Why deliberately trying to accelerate herd immunity isn’t a good idea
While the theory of herd immunity is viable, it’s still unclear how contagious the new coronavirus is and how severely it affects different demographics.
And that’s the big problem with Rutte’s idea that, “by taking this approach, one in which most people will experience only minor symptoms, we can both build immunity and ensure that our health care system is able to cope,” he said in his address on Dutch television on Monday.
“They’re making a big assumption … young people can get the disease and won’t die,” Dean explained. “We don’t have enough data to support that. We’re seeing 30-year-olds in the ICU and we don’t know if those people aren’t going to have long-term breathing problems and lung problems.”
In fact, the Centres for Disease Control and Prevention released a report on Wednesday that looked at coronavirus cases in the US between February 12 through March 16. Of the 508 hospitalizations for coronavirus, 20% of them were people ages 20 to 44, suggesting that “millennials are not invincible,” STAT news reports.
How accelerated herd immunity would affect the UK
Prime Minister Rutte isn’t the first to mention herd immunity. As the COVID-19 threat emerged in the UK, Patrick Vallance, the chief science adviser to the UK government, suggested that achieving herd immunity in the country was a viable way of dealing with this virus.
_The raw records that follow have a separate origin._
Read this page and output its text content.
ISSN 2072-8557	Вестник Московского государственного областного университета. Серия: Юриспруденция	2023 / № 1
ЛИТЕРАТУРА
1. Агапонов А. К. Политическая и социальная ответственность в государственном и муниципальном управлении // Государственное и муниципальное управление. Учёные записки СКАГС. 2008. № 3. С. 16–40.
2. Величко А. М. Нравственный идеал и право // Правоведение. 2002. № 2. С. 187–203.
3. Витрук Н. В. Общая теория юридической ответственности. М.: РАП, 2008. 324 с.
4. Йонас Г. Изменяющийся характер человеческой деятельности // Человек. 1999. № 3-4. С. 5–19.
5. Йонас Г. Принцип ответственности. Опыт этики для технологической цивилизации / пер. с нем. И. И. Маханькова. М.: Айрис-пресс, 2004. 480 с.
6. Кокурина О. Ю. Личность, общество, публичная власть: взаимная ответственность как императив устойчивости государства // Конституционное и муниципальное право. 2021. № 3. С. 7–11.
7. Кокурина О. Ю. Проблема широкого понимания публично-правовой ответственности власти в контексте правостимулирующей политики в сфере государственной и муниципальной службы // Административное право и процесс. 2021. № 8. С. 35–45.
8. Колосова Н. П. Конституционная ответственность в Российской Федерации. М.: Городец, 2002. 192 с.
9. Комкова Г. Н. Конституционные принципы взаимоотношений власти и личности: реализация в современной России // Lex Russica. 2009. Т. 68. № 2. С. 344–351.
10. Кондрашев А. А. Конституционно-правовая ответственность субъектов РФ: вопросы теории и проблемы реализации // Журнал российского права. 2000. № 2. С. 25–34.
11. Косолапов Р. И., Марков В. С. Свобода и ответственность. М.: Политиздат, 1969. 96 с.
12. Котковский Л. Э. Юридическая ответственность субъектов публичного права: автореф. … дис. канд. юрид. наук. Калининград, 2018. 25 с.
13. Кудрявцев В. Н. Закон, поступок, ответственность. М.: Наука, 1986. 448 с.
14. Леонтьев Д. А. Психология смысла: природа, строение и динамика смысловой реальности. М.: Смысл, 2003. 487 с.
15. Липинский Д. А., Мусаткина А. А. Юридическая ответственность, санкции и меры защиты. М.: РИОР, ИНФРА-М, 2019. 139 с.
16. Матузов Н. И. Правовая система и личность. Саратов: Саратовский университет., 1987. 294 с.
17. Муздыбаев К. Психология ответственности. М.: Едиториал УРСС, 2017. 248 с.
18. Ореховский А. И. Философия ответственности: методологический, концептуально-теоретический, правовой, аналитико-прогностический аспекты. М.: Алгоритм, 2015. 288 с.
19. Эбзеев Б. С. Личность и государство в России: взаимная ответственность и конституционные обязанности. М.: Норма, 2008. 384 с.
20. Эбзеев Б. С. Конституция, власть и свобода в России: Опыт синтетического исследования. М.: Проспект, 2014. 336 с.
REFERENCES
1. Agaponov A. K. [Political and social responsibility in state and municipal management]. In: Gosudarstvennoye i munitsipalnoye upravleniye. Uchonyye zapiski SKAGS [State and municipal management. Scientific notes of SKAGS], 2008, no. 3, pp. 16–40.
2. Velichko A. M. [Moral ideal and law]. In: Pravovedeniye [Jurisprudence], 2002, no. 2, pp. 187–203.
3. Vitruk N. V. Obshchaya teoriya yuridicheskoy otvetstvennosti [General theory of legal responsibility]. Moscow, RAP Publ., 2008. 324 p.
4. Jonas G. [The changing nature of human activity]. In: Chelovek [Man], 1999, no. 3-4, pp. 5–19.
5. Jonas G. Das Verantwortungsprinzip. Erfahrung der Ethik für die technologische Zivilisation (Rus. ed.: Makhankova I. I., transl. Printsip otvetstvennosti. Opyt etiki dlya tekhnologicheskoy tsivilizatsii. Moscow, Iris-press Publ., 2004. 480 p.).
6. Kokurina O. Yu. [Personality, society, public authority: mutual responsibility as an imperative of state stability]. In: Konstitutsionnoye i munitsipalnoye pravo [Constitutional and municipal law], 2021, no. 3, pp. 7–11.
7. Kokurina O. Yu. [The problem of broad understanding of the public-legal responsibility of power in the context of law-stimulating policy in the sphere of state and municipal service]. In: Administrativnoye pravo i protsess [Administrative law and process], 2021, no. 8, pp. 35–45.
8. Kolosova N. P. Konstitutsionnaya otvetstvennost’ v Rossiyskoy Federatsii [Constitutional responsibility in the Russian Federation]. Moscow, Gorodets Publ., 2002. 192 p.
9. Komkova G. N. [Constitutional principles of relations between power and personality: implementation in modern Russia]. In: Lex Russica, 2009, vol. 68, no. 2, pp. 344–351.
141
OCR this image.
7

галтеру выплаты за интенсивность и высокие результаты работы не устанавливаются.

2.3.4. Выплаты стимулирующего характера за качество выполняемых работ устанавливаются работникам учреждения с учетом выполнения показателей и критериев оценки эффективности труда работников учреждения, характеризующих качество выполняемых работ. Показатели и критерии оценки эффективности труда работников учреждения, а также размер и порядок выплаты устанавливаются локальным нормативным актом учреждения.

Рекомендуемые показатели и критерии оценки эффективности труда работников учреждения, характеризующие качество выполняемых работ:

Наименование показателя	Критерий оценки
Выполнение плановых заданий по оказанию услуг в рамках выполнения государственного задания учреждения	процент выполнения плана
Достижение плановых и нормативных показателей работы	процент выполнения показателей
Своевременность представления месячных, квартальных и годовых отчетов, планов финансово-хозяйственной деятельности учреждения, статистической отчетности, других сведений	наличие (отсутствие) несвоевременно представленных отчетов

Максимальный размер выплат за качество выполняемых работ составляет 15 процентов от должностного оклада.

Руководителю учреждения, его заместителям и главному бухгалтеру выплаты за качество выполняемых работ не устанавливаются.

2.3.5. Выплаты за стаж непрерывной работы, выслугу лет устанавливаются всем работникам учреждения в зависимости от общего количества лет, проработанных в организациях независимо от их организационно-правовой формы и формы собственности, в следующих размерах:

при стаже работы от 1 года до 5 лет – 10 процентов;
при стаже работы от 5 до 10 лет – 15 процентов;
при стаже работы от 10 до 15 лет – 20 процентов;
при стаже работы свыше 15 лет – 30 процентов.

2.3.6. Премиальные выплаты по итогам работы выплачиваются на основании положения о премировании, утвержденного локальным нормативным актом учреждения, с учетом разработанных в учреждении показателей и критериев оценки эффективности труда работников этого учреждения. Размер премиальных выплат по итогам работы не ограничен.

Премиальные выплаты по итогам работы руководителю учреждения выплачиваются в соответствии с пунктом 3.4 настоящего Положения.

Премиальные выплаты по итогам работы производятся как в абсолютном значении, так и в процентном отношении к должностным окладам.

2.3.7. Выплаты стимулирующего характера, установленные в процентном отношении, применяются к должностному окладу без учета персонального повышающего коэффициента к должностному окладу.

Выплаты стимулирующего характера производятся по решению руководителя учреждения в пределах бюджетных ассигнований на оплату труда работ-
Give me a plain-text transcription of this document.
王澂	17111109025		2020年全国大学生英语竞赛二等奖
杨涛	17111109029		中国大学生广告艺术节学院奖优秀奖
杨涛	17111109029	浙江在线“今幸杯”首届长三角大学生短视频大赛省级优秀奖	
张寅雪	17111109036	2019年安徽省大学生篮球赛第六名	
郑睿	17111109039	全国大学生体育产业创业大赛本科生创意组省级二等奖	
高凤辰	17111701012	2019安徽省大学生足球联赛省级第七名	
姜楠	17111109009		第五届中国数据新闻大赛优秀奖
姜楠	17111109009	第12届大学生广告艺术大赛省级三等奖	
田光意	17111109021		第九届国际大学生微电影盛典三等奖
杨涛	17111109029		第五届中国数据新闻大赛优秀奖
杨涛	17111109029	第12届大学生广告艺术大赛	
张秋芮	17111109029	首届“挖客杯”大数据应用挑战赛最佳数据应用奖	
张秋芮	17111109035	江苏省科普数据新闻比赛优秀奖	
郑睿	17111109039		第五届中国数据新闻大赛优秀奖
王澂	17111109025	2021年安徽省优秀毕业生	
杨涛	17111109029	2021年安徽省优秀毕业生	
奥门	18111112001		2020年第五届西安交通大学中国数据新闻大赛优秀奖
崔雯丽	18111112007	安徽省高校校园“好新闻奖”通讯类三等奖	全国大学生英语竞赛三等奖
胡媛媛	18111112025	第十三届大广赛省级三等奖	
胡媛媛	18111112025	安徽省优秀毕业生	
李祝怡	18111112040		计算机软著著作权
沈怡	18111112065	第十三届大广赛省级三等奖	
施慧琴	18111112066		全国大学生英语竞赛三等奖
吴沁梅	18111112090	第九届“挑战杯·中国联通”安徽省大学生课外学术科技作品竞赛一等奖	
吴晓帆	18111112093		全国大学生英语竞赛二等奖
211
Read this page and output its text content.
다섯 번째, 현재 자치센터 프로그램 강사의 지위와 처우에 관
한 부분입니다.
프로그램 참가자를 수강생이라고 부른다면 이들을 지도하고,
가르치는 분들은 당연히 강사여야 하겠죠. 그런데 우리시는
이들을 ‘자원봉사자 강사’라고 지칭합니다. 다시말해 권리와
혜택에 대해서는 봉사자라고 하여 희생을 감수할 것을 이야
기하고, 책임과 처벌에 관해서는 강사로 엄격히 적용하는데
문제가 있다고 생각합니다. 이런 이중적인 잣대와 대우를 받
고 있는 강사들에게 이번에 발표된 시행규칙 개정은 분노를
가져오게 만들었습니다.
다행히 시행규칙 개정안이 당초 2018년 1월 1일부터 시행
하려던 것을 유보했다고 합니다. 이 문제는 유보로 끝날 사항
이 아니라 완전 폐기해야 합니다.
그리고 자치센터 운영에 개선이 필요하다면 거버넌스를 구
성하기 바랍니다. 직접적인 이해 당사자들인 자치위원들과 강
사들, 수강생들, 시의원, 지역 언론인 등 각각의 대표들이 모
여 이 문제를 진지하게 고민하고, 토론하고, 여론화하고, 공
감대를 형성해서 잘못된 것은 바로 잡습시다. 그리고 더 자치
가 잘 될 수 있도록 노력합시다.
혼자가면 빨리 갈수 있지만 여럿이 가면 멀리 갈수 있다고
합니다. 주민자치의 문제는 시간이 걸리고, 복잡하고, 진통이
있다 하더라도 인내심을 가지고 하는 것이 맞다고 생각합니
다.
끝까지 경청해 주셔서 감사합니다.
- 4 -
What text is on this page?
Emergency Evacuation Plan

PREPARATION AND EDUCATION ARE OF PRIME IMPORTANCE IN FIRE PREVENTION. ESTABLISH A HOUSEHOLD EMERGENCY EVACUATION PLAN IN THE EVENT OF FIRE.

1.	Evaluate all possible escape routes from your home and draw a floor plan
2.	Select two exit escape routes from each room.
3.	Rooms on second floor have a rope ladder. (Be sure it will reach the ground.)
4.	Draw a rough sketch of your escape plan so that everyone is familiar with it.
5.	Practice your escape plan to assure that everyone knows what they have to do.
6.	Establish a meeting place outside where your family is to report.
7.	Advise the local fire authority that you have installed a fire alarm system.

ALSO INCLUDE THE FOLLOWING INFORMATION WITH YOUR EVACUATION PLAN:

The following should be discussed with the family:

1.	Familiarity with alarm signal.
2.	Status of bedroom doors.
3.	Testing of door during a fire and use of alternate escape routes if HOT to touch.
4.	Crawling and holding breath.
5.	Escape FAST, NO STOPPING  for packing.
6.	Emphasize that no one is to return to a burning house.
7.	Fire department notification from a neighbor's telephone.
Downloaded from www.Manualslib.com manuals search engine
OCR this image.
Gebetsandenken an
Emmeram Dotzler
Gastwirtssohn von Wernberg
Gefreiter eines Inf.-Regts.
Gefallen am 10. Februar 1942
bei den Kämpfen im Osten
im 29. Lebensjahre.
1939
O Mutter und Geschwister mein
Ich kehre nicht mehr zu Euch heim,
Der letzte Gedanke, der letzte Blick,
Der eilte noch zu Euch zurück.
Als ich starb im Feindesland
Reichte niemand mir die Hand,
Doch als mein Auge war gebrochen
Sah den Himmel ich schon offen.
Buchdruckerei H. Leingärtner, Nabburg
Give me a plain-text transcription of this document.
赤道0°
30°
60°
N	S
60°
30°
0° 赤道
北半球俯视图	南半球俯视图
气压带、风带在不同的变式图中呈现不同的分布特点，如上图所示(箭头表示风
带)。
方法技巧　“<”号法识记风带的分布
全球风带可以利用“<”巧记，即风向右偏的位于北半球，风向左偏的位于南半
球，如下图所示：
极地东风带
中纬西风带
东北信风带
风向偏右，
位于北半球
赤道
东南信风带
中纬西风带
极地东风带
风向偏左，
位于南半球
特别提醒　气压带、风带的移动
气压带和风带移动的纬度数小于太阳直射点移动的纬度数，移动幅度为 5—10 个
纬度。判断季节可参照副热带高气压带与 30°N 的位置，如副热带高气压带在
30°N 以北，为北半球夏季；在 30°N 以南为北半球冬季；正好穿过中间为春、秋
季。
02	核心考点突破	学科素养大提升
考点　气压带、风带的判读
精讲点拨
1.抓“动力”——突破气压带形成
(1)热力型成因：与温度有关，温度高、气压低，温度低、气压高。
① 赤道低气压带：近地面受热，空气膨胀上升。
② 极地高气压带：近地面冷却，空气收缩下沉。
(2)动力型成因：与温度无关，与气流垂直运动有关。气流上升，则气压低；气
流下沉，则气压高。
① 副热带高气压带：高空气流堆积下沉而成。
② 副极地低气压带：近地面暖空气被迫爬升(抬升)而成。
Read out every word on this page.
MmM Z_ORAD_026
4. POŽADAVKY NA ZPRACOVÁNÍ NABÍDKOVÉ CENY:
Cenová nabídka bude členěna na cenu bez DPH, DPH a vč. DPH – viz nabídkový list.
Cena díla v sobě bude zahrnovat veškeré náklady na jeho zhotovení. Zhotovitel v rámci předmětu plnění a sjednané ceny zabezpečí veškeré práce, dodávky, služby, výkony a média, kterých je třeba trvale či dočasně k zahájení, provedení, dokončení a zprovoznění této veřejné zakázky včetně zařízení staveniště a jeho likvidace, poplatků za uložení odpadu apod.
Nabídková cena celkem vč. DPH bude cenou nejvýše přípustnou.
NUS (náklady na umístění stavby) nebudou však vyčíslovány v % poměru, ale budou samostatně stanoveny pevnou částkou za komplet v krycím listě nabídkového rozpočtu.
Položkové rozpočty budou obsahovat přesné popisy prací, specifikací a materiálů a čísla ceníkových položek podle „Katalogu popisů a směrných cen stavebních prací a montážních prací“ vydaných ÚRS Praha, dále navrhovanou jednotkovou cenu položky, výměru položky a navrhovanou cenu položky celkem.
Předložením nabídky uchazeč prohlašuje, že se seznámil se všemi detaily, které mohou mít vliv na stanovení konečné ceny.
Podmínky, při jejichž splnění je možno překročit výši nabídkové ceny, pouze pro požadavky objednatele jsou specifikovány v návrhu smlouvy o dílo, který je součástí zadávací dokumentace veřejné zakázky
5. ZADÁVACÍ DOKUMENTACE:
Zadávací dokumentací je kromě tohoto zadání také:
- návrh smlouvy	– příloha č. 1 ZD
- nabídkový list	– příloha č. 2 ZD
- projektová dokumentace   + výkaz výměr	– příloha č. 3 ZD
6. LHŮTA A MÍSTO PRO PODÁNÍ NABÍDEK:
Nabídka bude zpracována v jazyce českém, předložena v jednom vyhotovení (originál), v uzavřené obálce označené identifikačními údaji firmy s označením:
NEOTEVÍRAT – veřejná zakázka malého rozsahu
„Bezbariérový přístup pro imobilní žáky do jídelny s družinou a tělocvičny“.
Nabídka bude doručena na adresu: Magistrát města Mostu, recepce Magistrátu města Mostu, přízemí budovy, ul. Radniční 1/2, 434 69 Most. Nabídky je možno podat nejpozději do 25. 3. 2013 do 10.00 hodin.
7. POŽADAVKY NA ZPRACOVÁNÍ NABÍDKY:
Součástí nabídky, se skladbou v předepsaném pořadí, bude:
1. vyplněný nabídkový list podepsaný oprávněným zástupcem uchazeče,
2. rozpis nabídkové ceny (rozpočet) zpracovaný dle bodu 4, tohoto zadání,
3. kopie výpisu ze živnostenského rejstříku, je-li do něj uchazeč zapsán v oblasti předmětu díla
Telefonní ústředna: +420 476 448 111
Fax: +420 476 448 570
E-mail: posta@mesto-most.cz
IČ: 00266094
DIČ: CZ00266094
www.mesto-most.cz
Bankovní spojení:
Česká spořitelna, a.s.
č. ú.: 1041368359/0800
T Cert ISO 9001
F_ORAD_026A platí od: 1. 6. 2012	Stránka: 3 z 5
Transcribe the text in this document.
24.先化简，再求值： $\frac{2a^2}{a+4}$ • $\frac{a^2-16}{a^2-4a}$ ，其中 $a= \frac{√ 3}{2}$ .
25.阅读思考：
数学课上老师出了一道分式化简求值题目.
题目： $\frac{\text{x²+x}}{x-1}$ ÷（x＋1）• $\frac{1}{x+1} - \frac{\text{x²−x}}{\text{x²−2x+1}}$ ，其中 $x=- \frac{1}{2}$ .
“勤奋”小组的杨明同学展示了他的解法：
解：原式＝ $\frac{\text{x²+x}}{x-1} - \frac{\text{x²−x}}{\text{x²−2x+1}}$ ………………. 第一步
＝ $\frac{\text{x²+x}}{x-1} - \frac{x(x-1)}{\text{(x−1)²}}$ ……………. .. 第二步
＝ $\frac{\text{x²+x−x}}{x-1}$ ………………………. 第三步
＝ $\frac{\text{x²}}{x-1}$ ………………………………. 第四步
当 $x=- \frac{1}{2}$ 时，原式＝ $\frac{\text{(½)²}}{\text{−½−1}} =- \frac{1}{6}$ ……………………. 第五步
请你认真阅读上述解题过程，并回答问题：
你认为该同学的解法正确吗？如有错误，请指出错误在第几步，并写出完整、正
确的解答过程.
In response, experts calculated that over 47 million people in the UK would need to be infected and then recover to achieve herd immunity, an estimate based on the idea that 70% of the population needs immunity to prevent the COVID-19 virus from spreading. Extrapolating from current case statistics, this would result in over one million dead and eight million needing critical care.
Another report in Imperial College London modelled the effect of COVID-19 on the UK population under different intervention strategies such as social distancing, school closures, and home quarantine. It found a similar result that just letting the coronavirus spread will quickly overwhelm the healthcare system.
In light of these estimates, 501 scientists and mathematicians have signed a letter to the UK government explaining their extreme concern. The fallout from this announcement has led the UK to reconsider this approach.